Other than the mandatory nature, the actual content is more of an evolution than revolution. With the history of voluntary standards, we provided the context - the acronyms, the existing standards - that have led to these two International Financial Reporting Standards (IFRS), frameworks:
Why did the IFRS create the ISSB, what is it aiming to achieve, and what is the opportunity for CFOs and leaders to create value and build new competencies in finance teams?
There are two parts to alignment:
There are ongoing debates on why the ISSB focusses on ‘single’ materiality (the impact to the firm), rather than ‘double’ materiality (the firm’s impact on everything else). In their current configuration S1 & S2, will get boards and management teams thinking structurally about climate, social, and broader environment risks in the same way as financial risks. It remains to be seen if and how the materiality ambit is extended in the future.
Water flows to the lowest point, and capital flows highlight the difference between words and action. A recent UN Report found the world’s fossil fuel producers are planning expansions that would exceed the planet’s carbon budget twice over:
“Governments, in aggregate, still plan to produce more than double the amount of fossil fuels in 2030 than what would be consistent with limiting global warming to 1.5°C. This comes despite 151 national governments having pledged to achieve net-zero emissions and the latest forecasts suggesting that global coal, oil, and gas demand will peak this decade, even without new policies.”
There's many a slip 'twixt the cup and the lip indeed. Only 35% of global emissions are covered by 2050 national net-zero targets, so governments changing their approach to sustainability is critical. Alongside this, investors and creditors must be able to make sustainable capital-allocation decisions. And they can’t do this if they can’t reliably assess an organisation’s climate performance.
Many technologies required for energy transition exist, but only 55% are approaching cost-competitiveness. They need capital. Over half the funding needs are unmet for early technologies, emerging economies, and infrastructure. Cost is particularly challenging in industrial sectors. The transparency required by the IFRS improves consistency and comparability of sustainability reporting along the value chain, allowing better decisions inside and outside the organisation. As Bruce Cartwright, CEO of ICAS put it:
“The reality is that it’s about the impact we’re all having on society and, therefore, taking this information and using it is crucial…if we perceive [sustainability reporting] as an opportunity to drive business behaviour and make a wider impact on society and the environment, it becomes meaningful.”
Climate action has to achieve an outcome - from the creation of international reporting standards to drive behaviours, to the quotidian choice of switching your beef for chicken at lunch today. (100 kg CO2e per 1kg of methane producing beef heard vs 10kg CO2e per 1kg of chicken). Transparency creates feedback loops and incentives for organisations to compare themselves to peers on whether they’re doing enough or going fast enough.
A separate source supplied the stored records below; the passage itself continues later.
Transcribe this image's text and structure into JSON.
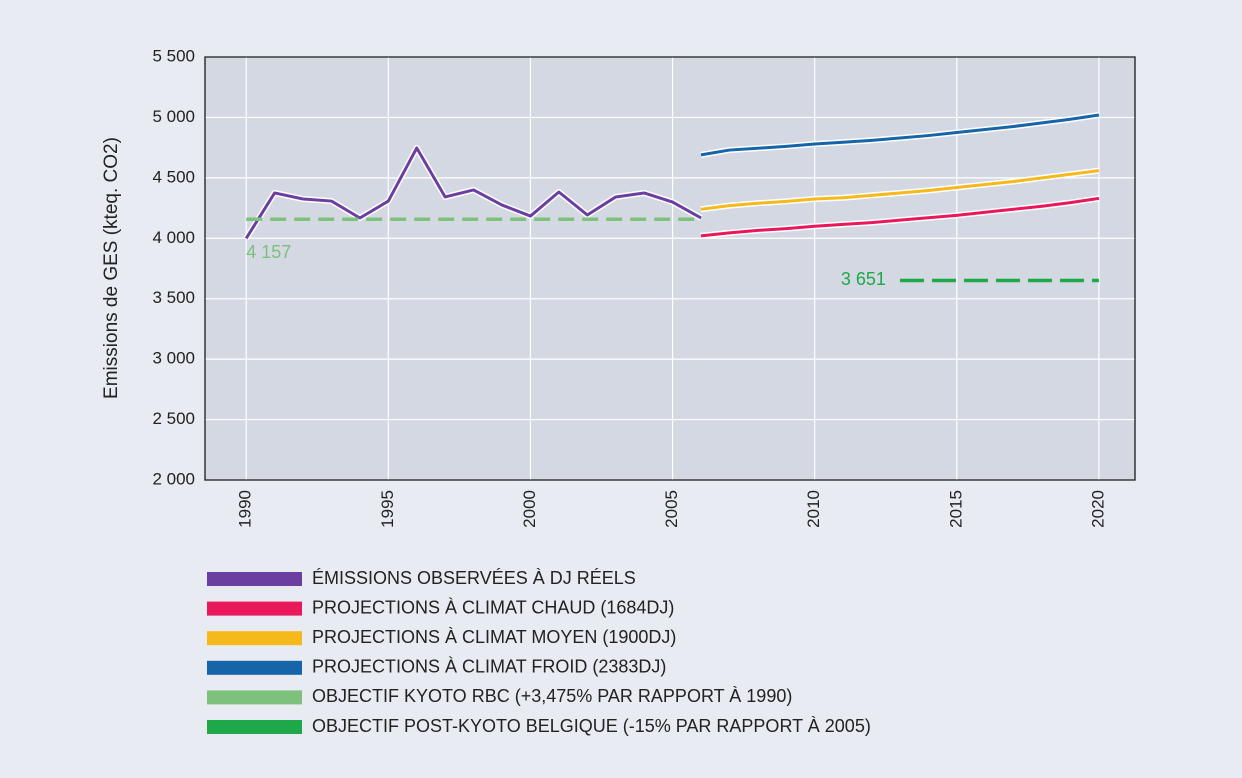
{
  "chart_data": {
    "type": "line",
    "ylabel": "Emissions de GES (kteq. CO2)",
    "xlim": [
      1988.55,
      2021.27
    ],
    "ylim": [
      2000,
      5500
    ],
    "xticks": [
      1990,
      1995,
      2000,
      2005,
      2010,
      2015,
      2020
    ],
    "yticks": [
      {
        "value": 2000,
        "label": "2 000"
      },
      {
        "value": 2500,
        "label": "2 500"
      },
      {
        "value": 3000,
        "label": "3 000"
      },
      {
        "value": 3500,
        "label": "3 500"
      },
      {
        "value": 4000,
        "label": "4 000"
      },
      {
        "value": 4500,
        "label": "4 500"
      },
      {
        "value": 5000,
        "label": "5 000"
      },
      {
        "value": 5500,
        "label": "5 500"
      }
    ],
    "grid": true,
    "series": [
      {
        "name": "ÉMISSIONS OBSERVÉES À DJ RÉELS",
        "color": "#6b3fa0",
        "x": [
          1990,
          1991,
          1992,
          1993,
          1994,
          1995,
          1996,
          1997,
          1998,
          1999,
          2000,
          2001,
          2002,
          2003,
          2004,
          2005,
          2006
        ],
        "values": [
          4000,
          4375,
          4325,
          4308,
          4168,
          4308,
          4747,
          4342,
          4400,
          4275,
          4184,
          4383,
          4193,
          4342,
          4375,
          4300,
          4168
        ]
      },
      {
        "name": "PROJECTIONS À CLIMAT CHAUD (1684DJ)",
        "color": "#e8185a",
        "x": [
          2006,
          2007,
          2008,
          2009,
          2010,
          2011,
          2012,
          2013,
          2014,
          2015,
          2016,
          2017,
          2018,
          2019,
          2020
        ],
        "values": [
          4020,
          4045,
          4065,
          4080,
          4100,
          4115,
          4130,
          4150,
          4170,
          4190,
          4215,
          4240,
          4265,
          4295,
          4330
        ]
      },
      {
        "name": "PROJECTIONS À CLIMAT MOYEN (1900DJ)",
        "color": "#f5b91c",
        "x": [
          2006,
          2007,
          2008,
          2009,
          2010,
          2011,
          2012,
          2013,
          2014,
          2015,
          2016,
          2017,
          2018,
          2019,
          2020
        ],
        "values": [
          4240,
          4270,
          4290,
          4305,
          4325,
          4335,
          4355,
          4375,
          4395,
          4420,
          4445,
          4470,
          4500,
          4530,
          4560
        ]
      },
      {
        "name": "PROJECTIONS À CLIMAT FROID (2383DJ)",
        "color": "#1565a8",
        "x": [
          2006,
          2007,
          2008,
          2009,
          2010,
          2011,
          2012,
          2013,
          2014,
          2015,
          2016,
          2017,
          2018,
          2019,
          2020
        ],
        "values": [
          4690,
          4730,
          4745,
          4760,
          4780,
          4795,
          4810,
          4830,
          4850,
          4875,
          4900,
          4925,
          4955,
          4985,
          5020
        ]
      },
      {
        "name": "OBJECTIF KYOTO RBC (+3,475% PAR RAPPORT À 1990)",
        "color": "#7dc17d",
        "dashed": true,
        "x": [
          1990,
          2006
        ],
        "values": [
          4157,
          4157
        ],
        "value_labels": [
          "4 157",
          null
        ]
      },
      {
        "name": "OBJECTIF POST-KYOTO BELGIQUE (-15% PAR RAPPORT À 2005)",
        "color": "#1ea84a",
        "dashed": true,
        "x": [
          2013,
          2020
        ],
        "values": [
          3651,
          3651
        ],
        "value_labels": [
          "3 651",
          null
        ]
      }
    ]
  }
}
80% of the 1,000 biggest organisations have yet to set 1.5°C science-based targets. It’s crucial that businesses start weighing up risks and opportunities that climate change presents. It provides impetus for action now, not later.
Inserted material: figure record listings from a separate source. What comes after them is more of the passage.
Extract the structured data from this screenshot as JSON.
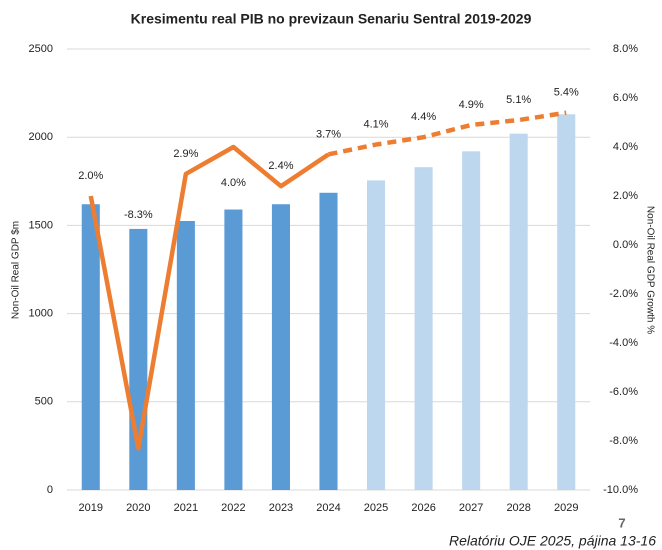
{
  "chart_data": {
    "type": "bar-line",
    "title": "Kresimentu real PIB no previzaun Senariu Sentral 2019-2029",
    "categories": [
      "2019",
      "2020",
      "2021",
      "2022",
      "2023",
      "2024",
      "2025",
      "2026",
      "2027",
      "2028",
      "2029"
    ],
    "y_label": "Non-Oil Real GDP $m",
    "y2_label": "Non-Oil Real GDP Growth %",
    "ylim": [
      0,
      2500
    ],
    "yticks": [
      0,
      500,
      1000,
      1500,
      2000,
      2500
    ],
    "y2lim": [
      -10,
      8
    ],
    "y2ticks": [
      {
        "value": -10,
        "label": "-10.0%"
      },
      {
        "value": -8,
        "label": "-8.0%"
      },
      {
        "value": -6,
        "label": "-6.0%"
      },
      {
        "value": -4,
        "label": "-4.0%"
      },
      {
        "value": -2,
        "label": "-2.0%"
      },
      {
        "value": 0,
        "label": "0.0%"
      },
      {
        "value": 2,
        "label": "2.0%"
      },
      {
        "value": 4,
        "label": "4.0%"
      },
      {
        "value": 6,
        "label": "6.0%"
      },
      {
        "value": 8,
        "label": "8.0%"
      }
    ],
    "grid": true,
    "series": [
      {
        "type": "bar",
        "values": [
          1620,
          1480,
          1525,
          1590,
          1620,
          1685,
          1755,
          1830,
          1920,
          2020,
          2130
        ],
        "colors": [
          "#5b9bd5",
          "#5b9bd5",
          "#5b9bd5",
          "#5b9bd5",
          "#5b9bd5",
          "#5b9bd5",
          "#bdd7ee",
          "#bdd7ee",
          "#bdd7ee",
          "#bdd7ee",
          "#bdd7ee"
        ]
      },
      {
        "type": "line",
        "axis": "y2",
        "color": "#ed7d31",
        "dash_from_index": 5,
        "values": [
          2.0,
          -8.3,
          2.9,
          4.0,
          2.4,
          3.7,
          4.1,
          4.4,
          4.9,
          5.1,
          5.4
        ],
        "value_labels": [
          "2.0%",
          "-8.3%",
          "2.9%",
          "4.0%",
          "2.4%",
          "3.7%",
          "4.1%",
          "4.4%",
          "4.9%",
          "5.1%",
          "5.4%"
        ]
      }
    ]
  },
  "page_number": "7",
  "footer": "Relatóriu OJE 2025, pájina 13-16"
}
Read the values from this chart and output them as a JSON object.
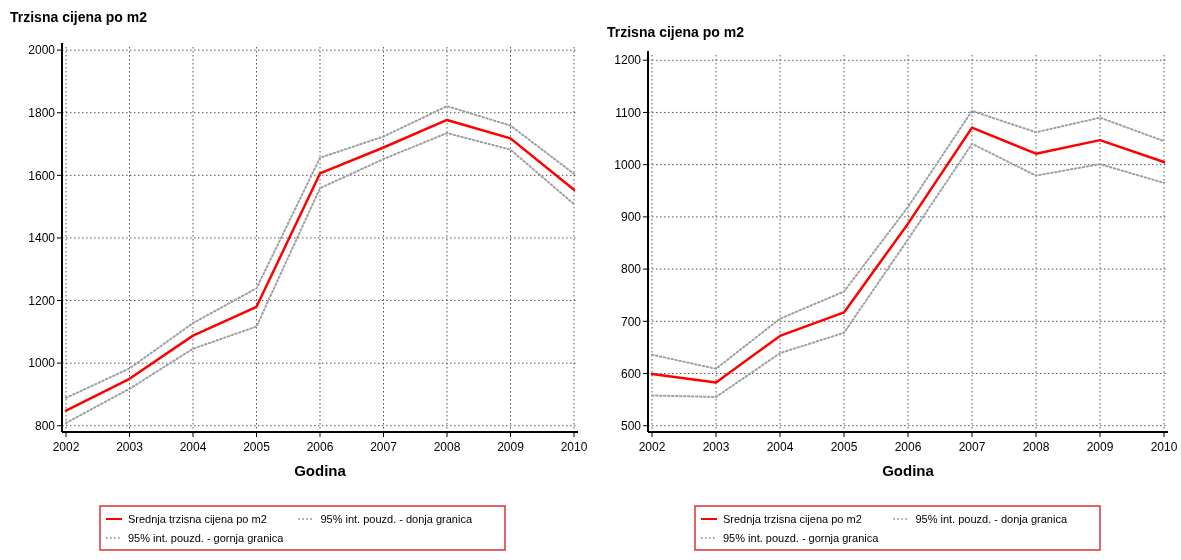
{
  "chart_data": [
    {
      "type": "line",
      "title": "Trzisna cijena po m2",
      "xlabel": "Godina",
      "categories": [
        "2002",
        "2003",
        "2004",
        "2005",
        "2006",
        "2007",
        "2008",
        "2009",
        "2010"
      ],
      "ylim": [
        780,
        2010
      ],
      "yticks": [
        800,
        1000,
        1200,
        1400,
        1600,
        1800,
        2000
      ],
      "grid": true,
      "legend": "bottom",
      "marker": "none",
      "series": [
        {
          "name": "Srednja trzisna cijena po m2",
          "color": "#ff0000",
          "line_style": "solid",
          "values": [
            848,
            950,
            1088,
            1180,
            1606,
            1689,
            1777,
            1718,
            1554
          ]
        },
        {
          "name": "95% int. pouzd. - donja granica",
          "color": "#a0a0a0",
          "line_style": "dotted",
          "values": [
            809,
            918,
            1046,
            1117,
            1559,
            1652,
            1735,
            1682,
            1508
          ]
        },
        {
          "name": "95% int. pouzd. - gornja granica",
          "color": "#a0a0a0",
          "line_style": "dotted",
          "values": [
            889,
            983,
            1128,
            1239,
            1656,
            1724,
            1821,
            1759,
            1605
          ]
        }
      ]
    },
    {
      "type": "line",
      "title": "Trzisna cijena po m2",
      "xlabel": "Godina",
      "categories": [
        "2002",
        "2003",
        "2004",
        "2005",
        "2006",
        "2007",
        "2008",
        "2009",
        "2010"
      ],
      "ylim": [
        488,
        1210
      ],
      "yticks": [
        500,
        600,
        700,
        800,
        900,
        1000,
        1100,
        1200
      ],
      "grid": true,
      "legend": "bottom",
      "marker": "none",
      "series": [
        {
          "name": "Srednja trzisna cijena po m2",
          "color": "#ff0000",
          "line_style": "solid",
          "values": [
            599,
            583,
            672,
            717,
            887,
            1071,
            1021,
            1047,
            1005
          ]
        },
        {
          "name": "95% int. pouzd. - donja granica",
          "color": "#a0a0a0",
          "line_style": "dotted",
          "values": [
            558,
            555,
            639,
            678,
            857,
            1040,
            979,
            1001,
            965
          ]
        },
        {
          "name": "95% int. pouzd. - gornja granica",
          "color": "#a0a0a0",
          "line_style": "dotted",
          "values": [
            636,
            609,
            705,
            757,
            919,
            1103,
            1062,
            1090,
            1045
          ]
        }
      ]
    }
  ]
}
The big shift for large and medium business with the localisation and adoption of IFRS S1 & S2 standards is that they will be mandatory - so you will need to address them. The choice is whether this will be reactive, or an opportunity for value-creation.
In mid-sized organisations with no dedicated sustainability headcount, the responsibility for reporting may often fall to the finance team because they are already responsible for existing financial disclosures. This means new skills including carbon accounting, data analytics, and potentially new cloud tools to support new processes.
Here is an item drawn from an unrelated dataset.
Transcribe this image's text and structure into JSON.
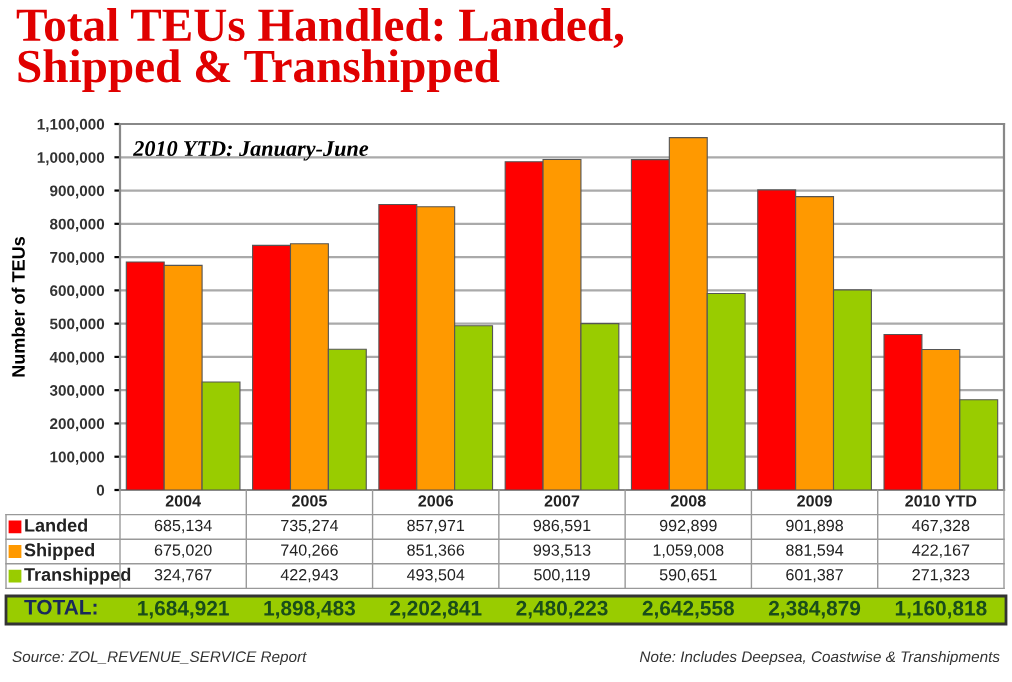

Climate leaders and first-movers gain competitive advantage. These include easier talent hiring and retention, higher revenues, cash savings, cheaper financing, less regulatory risk, and higher shareholder returns.
CFOs can help boards strategically transform with new governance capabilities, investment budgets, and creating a green business case. Organisation can often achieve emissions reductions at net-zero cost by firstly achieving savings (for example, through energy efficiency) and then using these savings to fund more capital-intensive decarbonisation initiatives.